Some really frustrating thought is bothering me right now and it's the first time in a long time that i've really felt pessimisticly negative (yes, i know it's redundant). I've just been browsing deviant art to check out some person's work. Nothing new, just checking out some pictures and drawings on the site. As i go on browsing, though, i begin to realize how good this person was. She is REALLY good. I am not exaggerating. It even came to a point where i was gawking (errr..?) at how good the artwork were. Then my thoughts started to point to myself.
OUCH.

I am a self pronounced artist. I say this because i can draw. But then it hit me and it hit me hard. How many millions of people in the world are better than me? This girl who was not even my age made works of art. i made drawings.

DRAWINGS.

lifeless non-expressive non-artistic drawings. Anime to be exact. There is nothing wrong with anime, mind you, but the ones she made was real ART.

 - i see art as expression and outpouring of a person's soul into things of beauty -

It was a frustrating feeling. It wasn't envy. It was more of self pity. Her works made me feel like some geek who was addicted to anime. My works were nothing compared to hers. I felt like my forte (yes drawing is my forte) was a very mediocre thing. I closed the site. I was on the brink of breaking down.

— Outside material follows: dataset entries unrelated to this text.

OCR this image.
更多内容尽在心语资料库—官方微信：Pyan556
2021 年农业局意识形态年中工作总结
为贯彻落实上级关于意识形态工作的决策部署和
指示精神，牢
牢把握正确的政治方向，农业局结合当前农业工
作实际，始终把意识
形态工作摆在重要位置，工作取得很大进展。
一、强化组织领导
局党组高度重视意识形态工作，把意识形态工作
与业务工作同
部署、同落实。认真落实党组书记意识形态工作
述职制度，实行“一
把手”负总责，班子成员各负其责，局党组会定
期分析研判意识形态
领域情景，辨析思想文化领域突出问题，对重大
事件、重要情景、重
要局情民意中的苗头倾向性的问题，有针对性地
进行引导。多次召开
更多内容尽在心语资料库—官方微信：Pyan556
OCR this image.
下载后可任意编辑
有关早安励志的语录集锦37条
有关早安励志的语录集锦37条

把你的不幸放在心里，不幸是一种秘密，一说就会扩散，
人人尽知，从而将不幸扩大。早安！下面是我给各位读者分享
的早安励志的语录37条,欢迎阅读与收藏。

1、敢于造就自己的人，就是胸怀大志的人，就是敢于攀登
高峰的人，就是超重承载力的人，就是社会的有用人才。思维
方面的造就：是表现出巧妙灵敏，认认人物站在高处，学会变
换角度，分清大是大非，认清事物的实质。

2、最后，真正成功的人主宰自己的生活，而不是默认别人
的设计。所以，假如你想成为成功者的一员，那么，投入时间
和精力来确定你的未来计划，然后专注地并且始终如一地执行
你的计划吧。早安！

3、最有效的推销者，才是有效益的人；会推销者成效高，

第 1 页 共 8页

Just for the record i'm not a pessimist. A pessimist see's things negatively as a HABIT or as part of their character. It's just that i have big dreams, and i still do when it comes to what i do best. But it seems that i still have a very long way to go before i make a mark in that world...

I pray that time will come and i'll look back at this entry and smile, seeing how much i've grown and changed into a real man of art.